You can also connect wirelessly to the MIT GUEST wireless network. This network does not require authentication, is not encrypted, and is not intended to access internal resources. Learn more about connecting to the MIT GUEST wireless network.
The University says here:
How to Connect
It is easy to connect to the MIT GUEST wireless network with a wireless device. Since there are no restrictions to connecting, your device should be able to "see" the network as one of the open wireless options and connect instantly. If your device can not see the network, contact the IS&T Help Desk for assistance.
Also, MIT's policy stated that a court order is necessary to turn over DHCP usage logs:
MIT is required to comply with a court order or valid subpoena that requests the disclosure of information contained in DHCP logs. Failure to comply could have serious consequences for the individuals, IS&T, and the Institute. MIT's Office of the General Counsel is qualified and authorized to confirm that a request for information contained in logs is legitimate and not an improper attempt to gain access to confidential information.
Aaron had a lot of good arguments for the suppression hearing set for Jan. 25. You can read a summary of them here.
Just last week, both sides filed briefs over the prosecutor's disclosure of an email he received in June, 2011 from the Secret Service Agent on the case, that he claimed to have somehow "overlooked" and was turning over now. The e-mail directly contradicted what the Government had previously told the court on a suppression issue.
Aaron was seeking to suppress evidence seized from his laptop, hard drive and a usb drive, which state police had seized without a warrant. One of the issues was the delay in seeking a search warrant. The feds didn't seek a search warrant for 34 days. Then they let that warrant expire without executing it, and sought another one, resulting in the search not occurring until 48 days after the computer and drives were seized. The Government was forced to admit that an earlier representation to the Court was not factually accurate. It had written in its initial response to one motion to suppress:
The Secret Service did not seize [Swartz’s] laptop, hard drive, or USB drive on January 6, 2011; the Cambridge Police Department did. Nor did the Secret Service possess this equipment before obtaining the warrants; the Cambridge Police Department did. Thus, the United States did not affect Swartz’s possessory interest in his equipment until it executed warrants. … Swartz cannot simply morph allegations that local police held evidence too long in a local prosecution into a claim that federal law enforcement officers did so in a subsequent federal case
The email the AUSA turned over a year and a half late stated:
The laptop and external hard drive have been logged into evidence with MIT police. Cambridge Police will take the laptop and hard drive to process them for prints this morning. I am prepared to take custody of the laptop anytime after it has been processed for prints or whenever you feel is appropriate. As far as I know no one has sought a warrant for the examination of the computer, the cell phone that was on his person or the 8gb flash drive that was in his backpack. (My emphasis)

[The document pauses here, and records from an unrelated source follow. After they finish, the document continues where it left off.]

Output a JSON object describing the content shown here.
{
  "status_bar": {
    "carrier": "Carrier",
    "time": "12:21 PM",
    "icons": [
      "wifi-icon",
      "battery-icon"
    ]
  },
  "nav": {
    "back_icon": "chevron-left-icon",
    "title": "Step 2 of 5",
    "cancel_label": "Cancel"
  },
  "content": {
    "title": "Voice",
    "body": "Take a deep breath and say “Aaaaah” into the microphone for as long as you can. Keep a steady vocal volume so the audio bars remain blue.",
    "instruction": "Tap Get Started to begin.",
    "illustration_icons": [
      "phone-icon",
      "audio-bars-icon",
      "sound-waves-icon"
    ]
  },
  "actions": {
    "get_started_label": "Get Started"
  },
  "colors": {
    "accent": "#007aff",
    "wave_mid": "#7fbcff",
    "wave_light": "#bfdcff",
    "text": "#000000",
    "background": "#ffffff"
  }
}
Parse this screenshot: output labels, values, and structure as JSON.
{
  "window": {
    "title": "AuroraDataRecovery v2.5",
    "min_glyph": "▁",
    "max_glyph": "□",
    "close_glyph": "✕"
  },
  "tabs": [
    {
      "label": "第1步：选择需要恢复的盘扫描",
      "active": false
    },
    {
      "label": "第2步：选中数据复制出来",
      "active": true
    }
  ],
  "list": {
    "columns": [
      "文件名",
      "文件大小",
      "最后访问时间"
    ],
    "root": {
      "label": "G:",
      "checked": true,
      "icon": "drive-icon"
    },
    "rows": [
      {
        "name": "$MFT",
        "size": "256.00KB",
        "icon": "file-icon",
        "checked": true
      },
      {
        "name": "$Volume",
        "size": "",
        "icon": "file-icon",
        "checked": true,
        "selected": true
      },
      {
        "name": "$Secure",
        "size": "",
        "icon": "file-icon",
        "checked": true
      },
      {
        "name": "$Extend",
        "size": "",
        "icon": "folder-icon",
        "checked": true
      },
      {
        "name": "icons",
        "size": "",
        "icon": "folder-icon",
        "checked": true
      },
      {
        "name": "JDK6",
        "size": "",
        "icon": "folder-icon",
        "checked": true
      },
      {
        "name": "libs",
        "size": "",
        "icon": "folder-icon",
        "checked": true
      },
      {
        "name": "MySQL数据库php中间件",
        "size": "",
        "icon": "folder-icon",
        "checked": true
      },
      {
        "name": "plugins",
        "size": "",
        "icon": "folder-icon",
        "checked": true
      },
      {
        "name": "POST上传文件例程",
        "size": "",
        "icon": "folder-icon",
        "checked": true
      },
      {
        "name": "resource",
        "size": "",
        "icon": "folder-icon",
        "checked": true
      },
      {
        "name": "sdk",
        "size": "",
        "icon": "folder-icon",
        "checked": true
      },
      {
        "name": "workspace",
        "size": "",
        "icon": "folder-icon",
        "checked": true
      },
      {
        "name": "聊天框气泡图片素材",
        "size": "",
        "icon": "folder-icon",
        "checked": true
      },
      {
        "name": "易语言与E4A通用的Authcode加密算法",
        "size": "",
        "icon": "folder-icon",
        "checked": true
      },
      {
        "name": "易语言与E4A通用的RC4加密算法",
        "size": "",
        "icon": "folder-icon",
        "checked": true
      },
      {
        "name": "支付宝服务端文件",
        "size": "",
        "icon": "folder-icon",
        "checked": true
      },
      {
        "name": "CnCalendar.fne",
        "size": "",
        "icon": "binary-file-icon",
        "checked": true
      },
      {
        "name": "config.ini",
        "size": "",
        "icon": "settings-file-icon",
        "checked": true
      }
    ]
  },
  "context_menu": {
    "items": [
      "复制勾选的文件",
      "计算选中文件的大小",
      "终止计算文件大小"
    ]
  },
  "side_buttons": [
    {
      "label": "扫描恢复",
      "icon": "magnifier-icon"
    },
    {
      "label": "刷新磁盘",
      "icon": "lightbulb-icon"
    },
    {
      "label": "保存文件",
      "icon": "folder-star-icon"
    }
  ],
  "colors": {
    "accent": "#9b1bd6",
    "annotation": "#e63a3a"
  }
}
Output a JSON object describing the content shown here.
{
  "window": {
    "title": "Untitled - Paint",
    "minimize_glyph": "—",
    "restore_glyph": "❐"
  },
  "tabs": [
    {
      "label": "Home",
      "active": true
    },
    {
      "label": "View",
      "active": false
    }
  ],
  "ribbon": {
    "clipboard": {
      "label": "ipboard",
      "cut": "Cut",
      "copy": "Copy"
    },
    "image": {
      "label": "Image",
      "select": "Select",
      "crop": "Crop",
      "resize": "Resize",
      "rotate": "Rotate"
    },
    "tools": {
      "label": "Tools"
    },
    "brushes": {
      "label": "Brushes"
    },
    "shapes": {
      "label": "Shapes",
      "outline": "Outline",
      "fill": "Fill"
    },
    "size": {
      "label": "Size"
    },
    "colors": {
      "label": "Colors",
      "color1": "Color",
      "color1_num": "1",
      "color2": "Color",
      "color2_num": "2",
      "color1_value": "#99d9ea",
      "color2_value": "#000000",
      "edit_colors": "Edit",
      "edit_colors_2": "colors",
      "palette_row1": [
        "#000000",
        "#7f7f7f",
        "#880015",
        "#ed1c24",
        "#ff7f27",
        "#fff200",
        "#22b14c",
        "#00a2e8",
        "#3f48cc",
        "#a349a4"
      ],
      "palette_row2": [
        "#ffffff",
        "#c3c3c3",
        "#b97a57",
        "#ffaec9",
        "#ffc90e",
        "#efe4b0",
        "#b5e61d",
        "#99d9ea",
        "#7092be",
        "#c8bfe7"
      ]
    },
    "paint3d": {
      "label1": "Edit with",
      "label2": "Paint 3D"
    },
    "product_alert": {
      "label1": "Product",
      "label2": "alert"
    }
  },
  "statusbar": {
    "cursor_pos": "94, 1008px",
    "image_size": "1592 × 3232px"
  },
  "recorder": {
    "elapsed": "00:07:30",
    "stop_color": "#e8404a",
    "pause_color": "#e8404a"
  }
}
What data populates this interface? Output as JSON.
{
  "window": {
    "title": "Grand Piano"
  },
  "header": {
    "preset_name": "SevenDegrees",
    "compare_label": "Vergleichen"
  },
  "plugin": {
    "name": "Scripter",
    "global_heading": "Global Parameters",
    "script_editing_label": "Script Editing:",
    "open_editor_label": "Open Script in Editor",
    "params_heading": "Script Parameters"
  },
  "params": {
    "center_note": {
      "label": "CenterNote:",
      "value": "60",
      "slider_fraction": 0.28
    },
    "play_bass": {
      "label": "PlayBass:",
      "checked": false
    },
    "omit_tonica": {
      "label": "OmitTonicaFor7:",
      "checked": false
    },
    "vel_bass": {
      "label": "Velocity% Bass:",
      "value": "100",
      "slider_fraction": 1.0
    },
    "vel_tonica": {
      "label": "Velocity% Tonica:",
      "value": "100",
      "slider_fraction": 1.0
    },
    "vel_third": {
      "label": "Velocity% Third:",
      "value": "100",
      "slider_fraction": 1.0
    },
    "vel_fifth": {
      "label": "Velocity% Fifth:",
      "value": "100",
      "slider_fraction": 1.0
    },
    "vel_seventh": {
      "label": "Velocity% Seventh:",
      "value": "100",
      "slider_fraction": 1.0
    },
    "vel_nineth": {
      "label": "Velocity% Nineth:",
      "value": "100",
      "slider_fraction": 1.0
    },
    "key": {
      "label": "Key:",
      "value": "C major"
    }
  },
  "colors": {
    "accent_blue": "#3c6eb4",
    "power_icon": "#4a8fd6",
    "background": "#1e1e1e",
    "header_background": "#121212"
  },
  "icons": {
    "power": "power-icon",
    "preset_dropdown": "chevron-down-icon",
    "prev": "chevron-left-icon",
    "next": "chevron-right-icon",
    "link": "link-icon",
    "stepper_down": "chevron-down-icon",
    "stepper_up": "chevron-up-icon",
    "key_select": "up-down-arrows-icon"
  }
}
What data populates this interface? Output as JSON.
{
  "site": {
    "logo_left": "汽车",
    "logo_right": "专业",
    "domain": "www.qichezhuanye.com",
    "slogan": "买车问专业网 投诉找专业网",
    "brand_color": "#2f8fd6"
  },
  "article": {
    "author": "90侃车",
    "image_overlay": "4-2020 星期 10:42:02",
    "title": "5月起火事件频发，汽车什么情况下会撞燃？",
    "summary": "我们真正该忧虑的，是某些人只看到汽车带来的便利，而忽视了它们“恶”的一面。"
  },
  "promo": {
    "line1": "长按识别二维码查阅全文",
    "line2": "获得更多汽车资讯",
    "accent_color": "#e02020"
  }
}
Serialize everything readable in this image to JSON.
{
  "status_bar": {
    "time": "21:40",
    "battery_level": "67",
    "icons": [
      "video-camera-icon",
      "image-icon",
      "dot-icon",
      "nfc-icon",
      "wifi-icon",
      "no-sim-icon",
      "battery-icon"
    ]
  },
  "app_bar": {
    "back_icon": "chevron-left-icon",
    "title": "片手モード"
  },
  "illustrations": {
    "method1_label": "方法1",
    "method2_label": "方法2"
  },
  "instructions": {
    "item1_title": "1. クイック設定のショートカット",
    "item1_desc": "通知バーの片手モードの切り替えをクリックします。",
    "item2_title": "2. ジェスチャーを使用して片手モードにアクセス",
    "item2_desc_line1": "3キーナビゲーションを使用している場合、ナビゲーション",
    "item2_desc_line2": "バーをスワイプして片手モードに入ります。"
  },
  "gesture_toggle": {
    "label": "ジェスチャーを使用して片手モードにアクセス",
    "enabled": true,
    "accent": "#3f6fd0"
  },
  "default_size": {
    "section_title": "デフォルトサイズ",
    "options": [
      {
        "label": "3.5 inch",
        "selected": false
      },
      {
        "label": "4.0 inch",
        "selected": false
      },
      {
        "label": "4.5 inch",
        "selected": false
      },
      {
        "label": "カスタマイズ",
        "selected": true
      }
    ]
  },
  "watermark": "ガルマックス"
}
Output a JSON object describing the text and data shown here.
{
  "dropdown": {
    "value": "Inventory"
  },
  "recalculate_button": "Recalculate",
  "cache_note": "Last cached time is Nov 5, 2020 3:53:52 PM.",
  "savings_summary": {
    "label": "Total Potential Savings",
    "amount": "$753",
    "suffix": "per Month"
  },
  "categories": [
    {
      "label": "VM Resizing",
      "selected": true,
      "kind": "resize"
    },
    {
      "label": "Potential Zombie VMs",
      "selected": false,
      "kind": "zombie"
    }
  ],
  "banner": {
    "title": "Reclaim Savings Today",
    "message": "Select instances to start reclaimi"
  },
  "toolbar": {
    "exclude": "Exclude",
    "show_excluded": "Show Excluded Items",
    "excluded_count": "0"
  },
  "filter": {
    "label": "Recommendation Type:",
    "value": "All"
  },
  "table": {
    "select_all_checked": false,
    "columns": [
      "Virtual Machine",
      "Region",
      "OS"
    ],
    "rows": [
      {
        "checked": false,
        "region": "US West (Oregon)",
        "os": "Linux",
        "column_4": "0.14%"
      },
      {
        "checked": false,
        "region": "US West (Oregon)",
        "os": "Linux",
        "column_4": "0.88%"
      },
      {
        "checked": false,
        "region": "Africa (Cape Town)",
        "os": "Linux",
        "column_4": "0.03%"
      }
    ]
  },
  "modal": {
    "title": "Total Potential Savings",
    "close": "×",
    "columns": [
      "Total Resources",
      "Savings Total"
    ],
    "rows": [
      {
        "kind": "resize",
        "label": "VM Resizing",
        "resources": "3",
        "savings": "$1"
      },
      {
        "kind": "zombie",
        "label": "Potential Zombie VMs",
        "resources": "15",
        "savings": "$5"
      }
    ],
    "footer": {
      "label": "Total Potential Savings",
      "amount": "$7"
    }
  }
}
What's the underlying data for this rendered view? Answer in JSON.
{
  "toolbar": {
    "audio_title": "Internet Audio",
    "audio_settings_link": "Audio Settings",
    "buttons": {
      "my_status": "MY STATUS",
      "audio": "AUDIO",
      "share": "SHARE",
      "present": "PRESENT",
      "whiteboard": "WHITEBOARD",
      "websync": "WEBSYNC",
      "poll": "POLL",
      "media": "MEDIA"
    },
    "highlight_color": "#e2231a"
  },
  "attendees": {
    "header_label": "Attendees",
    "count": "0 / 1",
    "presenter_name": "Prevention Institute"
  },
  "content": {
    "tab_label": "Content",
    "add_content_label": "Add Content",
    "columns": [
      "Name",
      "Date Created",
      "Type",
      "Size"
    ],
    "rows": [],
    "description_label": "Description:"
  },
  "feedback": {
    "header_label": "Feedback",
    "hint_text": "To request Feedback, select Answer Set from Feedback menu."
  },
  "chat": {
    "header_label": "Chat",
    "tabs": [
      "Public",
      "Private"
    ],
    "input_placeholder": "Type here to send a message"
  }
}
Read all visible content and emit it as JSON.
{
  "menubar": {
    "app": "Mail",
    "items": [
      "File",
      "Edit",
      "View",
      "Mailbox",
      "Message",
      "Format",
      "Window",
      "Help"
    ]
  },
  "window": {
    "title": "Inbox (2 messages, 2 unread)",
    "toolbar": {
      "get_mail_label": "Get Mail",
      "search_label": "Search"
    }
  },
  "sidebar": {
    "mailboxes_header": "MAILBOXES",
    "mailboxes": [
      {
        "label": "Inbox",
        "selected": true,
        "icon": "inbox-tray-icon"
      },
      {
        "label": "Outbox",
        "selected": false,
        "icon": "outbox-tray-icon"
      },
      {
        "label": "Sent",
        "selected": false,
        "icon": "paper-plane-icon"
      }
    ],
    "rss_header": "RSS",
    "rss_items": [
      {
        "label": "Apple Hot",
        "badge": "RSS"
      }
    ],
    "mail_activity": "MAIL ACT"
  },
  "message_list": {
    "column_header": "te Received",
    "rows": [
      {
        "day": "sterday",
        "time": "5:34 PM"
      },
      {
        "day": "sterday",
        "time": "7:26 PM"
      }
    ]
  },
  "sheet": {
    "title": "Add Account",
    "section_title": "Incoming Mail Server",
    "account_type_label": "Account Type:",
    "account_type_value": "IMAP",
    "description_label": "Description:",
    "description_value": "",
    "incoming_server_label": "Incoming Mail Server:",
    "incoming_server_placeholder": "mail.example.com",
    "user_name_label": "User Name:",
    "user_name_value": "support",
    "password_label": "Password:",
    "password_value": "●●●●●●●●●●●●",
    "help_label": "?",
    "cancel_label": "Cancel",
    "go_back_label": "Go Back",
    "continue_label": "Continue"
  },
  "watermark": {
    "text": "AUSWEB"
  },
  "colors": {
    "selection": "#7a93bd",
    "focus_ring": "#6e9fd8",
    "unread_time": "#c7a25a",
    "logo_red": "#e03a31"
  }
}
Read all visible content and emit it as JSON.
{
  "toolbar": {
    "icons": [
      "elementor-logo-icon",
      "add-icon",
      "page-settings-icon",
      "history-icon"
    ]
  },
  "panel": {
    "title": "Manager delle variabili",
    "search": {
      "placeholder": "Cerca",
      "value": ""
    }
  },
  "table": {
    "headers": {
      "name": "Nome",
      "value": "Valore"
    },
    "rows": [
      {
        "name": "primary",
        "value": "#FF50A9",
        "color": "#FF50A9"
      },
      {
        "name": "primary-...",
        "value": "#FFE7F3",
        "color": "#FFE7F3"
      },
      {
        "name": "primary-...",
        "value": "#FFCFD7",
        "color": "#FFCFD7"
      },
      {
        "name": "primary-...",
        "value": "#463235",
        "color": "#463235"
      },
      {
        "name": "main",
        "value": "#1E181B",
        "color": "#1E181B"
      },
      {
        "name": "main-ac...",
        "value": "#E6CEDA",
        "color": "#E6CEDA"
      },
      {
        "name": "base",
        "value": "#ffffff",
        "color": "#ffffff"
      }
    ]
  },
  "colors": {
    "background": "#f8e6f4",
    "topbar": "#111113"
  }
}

This is not the first time the Mass. U.S. Attorney's office has delayed turning over evidence favorable to the accused. In 2008, a prosecutor in that case begged the judge for mercy in deciding whether to sanction her for withholding evidence.
The Judge, while noting she has admitted the mistake and that it was not intentional or strategic, has taken the matter under advisement, stating it's hardly the first such lapse in the Boston U.S. Attorney's office: [
One of the many articles I read yesterday) compared Aaron's alleged misconduct to taking too many books out of the library. Perhaps the Government legitimately believed Aaron should be prosecuted. But judging from the pleadings, and I read all of them of PACER this weekend, their case was far from a slam-dunk. If they had any inkling of his bouts with serious depression, and it seems they should have, the overcharging is hard to reconcile with their sworn duty to seek justice.
It's good that MIT will review its actions. The Justice Department needs to do the same.